SlEIL2 is involved in the AsA biosynthesis in tomato fruits. Transcriptome and metabolome correlation analysis of ERIs and WT fruits at 45DAA. Model of the L-galactose and myo-inositol pathways of AsA biosynthesis were shown. Blue heat map comparisons indicate the expression of selected AsA biosynthesis-associated DEGs from the ERI vs. WT. Tomato gene ID and the used data are shown in Supplemental Table S2.

Figure 7.

SlEIL2 regulates the expression of SlGPP3/IMP3 and SlMIOX1. A) Above, diagram of the upstream regions of SlMIOX1 and SlGPP3/IMP3; below, results of a yeast one-hybrid assay to detect SlMIOX1 and SlGPP3/IMP3 regulated by SlEIL2. The EBS element is marked in red. SlEIL2-GAD was co-transformed into yeast strain EGY48 with SlMIOX1pro-EBS::LacZ and SlGPP3/IMP3pro-EBS::LacZ respectively. Blue staining indicates positive binding. SlMIOX1pro/ SlGPP3/IMP3pro -EBS::LacZ, -GAD, -::LacZ, and SlEIL2-GAD were used as the negative controls. B) Electrophoretic mobility shift assay (EMSA). The EBS elements described above were used as the probe (5′ biotin). The same probes without biotin were added as a competitive control (C-probes). Mutant probes, which were shown in the above diagram, was used as negative control. The left part of the gel shows the binding of SlEIL2 to the EBS element of SlMIOX1, and the right part shows the binding of SlEIL2 to the EBS element of SlGPP3/IMP3. C) Luciferase (LUC) reporter assay. Agrobacterium cells containing vectors expressing SlEIL2-FLAG or empty FLAG and Agrobacterium cells containing vectors expressing SlMIOX1pro/ SlGPP3/IMP3pro::LUC (the promoter region of SlMIOX1 or SlGPP3/IMP3 containing the EBS element) were co-injected into N. benthamiana leaves, respectively. After injection, the plants were cultured for 2 days prior to observation. Scale bar =1cm. D, E) mRNA levels of SlMIOX1 in WT and ERI fruits at 45DAA. Tomato ACTIN transcript levels were used for normalization. The data are presented as means ± Sd of three biological replicates. P < 0.05 (Tukey-test).

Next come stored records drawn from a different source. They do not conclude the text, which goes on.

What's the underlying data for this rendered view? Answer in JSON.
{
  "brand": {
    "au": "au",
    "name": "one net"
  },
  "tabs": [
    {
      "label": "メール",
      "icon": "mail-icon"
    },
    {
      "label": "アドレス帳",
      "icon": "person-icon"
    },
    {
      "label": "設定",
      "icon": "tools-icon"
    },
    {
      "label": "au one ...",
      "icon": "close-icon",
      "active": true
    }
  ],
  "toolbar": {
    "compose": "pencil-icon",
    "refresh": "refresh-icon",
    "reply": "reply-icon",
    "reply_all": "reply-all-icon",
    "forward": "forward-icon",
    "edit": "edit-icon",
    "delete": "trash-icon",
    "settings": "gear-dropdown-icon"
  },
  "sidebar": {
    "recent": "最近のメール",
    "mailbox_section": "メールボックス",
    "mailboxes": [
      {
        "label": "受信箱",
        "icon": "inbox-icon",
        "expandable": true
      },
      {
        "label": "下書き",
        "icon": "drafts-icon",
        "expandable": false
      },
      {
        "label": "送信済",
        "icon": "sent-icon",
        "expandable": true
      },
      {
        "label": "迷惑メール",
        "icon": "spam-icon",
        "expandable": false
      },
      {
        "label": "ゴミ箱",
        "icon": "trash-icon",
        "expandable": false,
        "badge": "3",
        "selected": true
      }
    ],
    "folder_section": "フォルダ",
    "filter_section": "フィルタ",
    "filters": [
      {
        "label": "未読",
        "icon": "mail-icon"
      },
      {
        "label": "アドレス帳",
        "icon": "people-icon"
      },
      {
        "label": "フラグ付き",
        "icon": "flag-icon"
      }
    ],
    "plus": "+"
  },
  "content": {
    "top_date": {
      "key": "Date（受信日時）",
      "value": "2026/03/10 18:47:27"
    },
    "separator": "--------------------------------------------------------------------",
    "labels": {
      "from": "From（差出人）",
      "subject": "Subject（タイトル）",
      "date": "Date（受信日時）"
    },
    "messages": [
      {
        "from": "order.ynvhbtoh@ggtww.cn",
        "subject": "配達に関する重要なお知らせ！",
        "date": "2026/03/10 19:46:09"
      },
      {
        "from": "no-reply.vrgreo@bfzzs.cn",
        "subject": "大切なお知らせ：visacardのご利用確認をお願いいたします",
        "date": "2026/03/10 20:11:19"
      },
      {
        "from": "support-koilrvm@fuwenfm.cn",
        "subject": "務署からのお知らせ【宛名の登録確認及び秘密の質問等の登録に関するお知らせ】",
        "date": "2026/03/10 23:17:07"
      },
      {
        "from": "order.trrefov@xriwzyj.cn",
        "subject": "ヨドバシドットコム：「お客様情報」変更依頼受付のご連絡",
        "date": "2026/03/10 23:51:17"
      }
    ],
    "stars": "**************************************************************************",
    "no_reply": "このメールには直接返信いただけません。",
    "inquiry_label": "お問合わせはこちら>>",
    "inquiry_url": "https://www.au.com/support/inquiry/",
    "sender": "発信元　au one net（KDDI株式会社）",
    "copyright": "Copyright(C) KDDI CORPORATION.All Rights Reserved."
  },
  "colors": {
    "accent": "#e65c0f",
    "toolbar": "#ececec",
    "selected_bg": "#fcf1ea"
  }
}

Columns with different letters are significantly different.

Figure 8.

Model of the role of SlEIL2 in enhancing β-carotene and AsA accumulation. Model showing the mechanism underlying the role of SlEIL2 in regulating AsA and β-carotene accumulation in ripe tomato fruits. According to the model, SlEIL2 regulates the expression of ERF.H30 and ERF.G6 to influence SlLCYB2 transcript levels, thereby controlling the conversion of lycopene to β-carotene and then enhancing ABA accumulation. SlEIL2 also participates in the 2 AsA biosynthetic pathways by regulating SlMIOX1 and SlGPP3/IMP3 expression.